Recover From Achilles Tendinitis


Are you experiencing pain at the back of your ankle?  The Achilles Tendon attaches the heel bone to the calf muscle.  Many runners and middle-aged people get achilles tendinitis who only play sports on the weekends.  This is because a sudden increase in activity can trigger achilles tendinitis.  


Achilles tendinitis usually begins as a mild ache just above the heel after running or another sports activity.  Without treatment, episodes of more-severe pain may occur while sprinting or pro-longed running.  Patients with achilles tendinitis often experience tenderness or stiffness in the morning.  If you are experiencing persistent pain, it is time to see a foot doctor at the American Foot and Ankle Specialists.

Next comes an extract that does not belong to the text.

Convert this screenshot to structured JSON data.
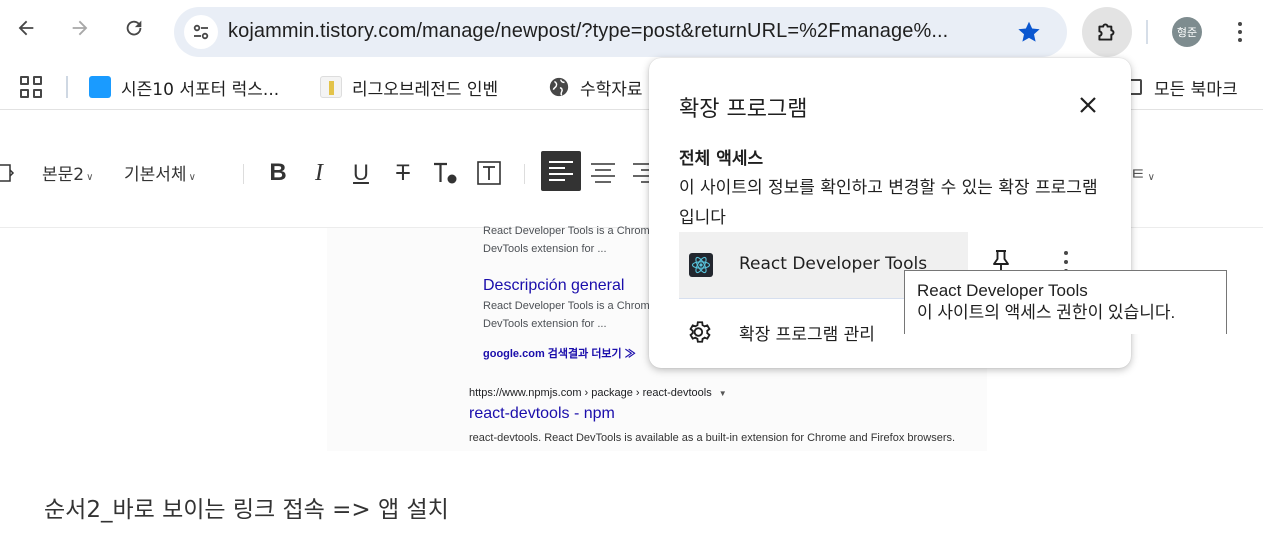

The goal is not only to heal achilles tendinitis but also to prevent a rupture.  If you have severe pain and disability, you may have a rupture.  Our goal is to heal your achilles tendinitis before it ruptures as a rupture is a much more severe injury and often requires surgery.  


Achilles Tendinitis is caused by repetitive strain to the achilles tendon, which damages cell tissue.  This can occur due to a sudden increase in activity but also because tight muscles and improper footwear have created an environment where an Achilles Tendon injury is likely.  


Changing Footwear


The podiatrist that you see at our office will make sure you are wearing appropriate shoes for your lifestyle and foot type, which will likely help prevent future injury.  Many of our patients benefit from custom made orthotics that provide their feet maximum support while walking and exercising.  People with flat feet and high-arched feet particularly benefit from custom, podiatrist-made orthotics.  


Different stretching and strengthening exercises will promote the healing of the achilles tendon as well as orthotic devices and the right footwear for your feet.  Though conservative treatments normally work, if months have gone by or your tendon has a tear, you may need surgery.  


Achilles tendinitis usually disappears after a few weeks of stretching, strengthening, and proper footwear.  Just be careful and you will likely be healed within weeks.  Again, the greatest risk of Achilles Tendinitis is tear, which will require many months of rehabilitation and often surgery.  If you can avoid this fate, then achilles tendinitis is nothing to be worried about. 


Our foot doctors have decades of experience treating achilles tendinitis not only healing tissue damage but ensuring this injury is unlikely to return.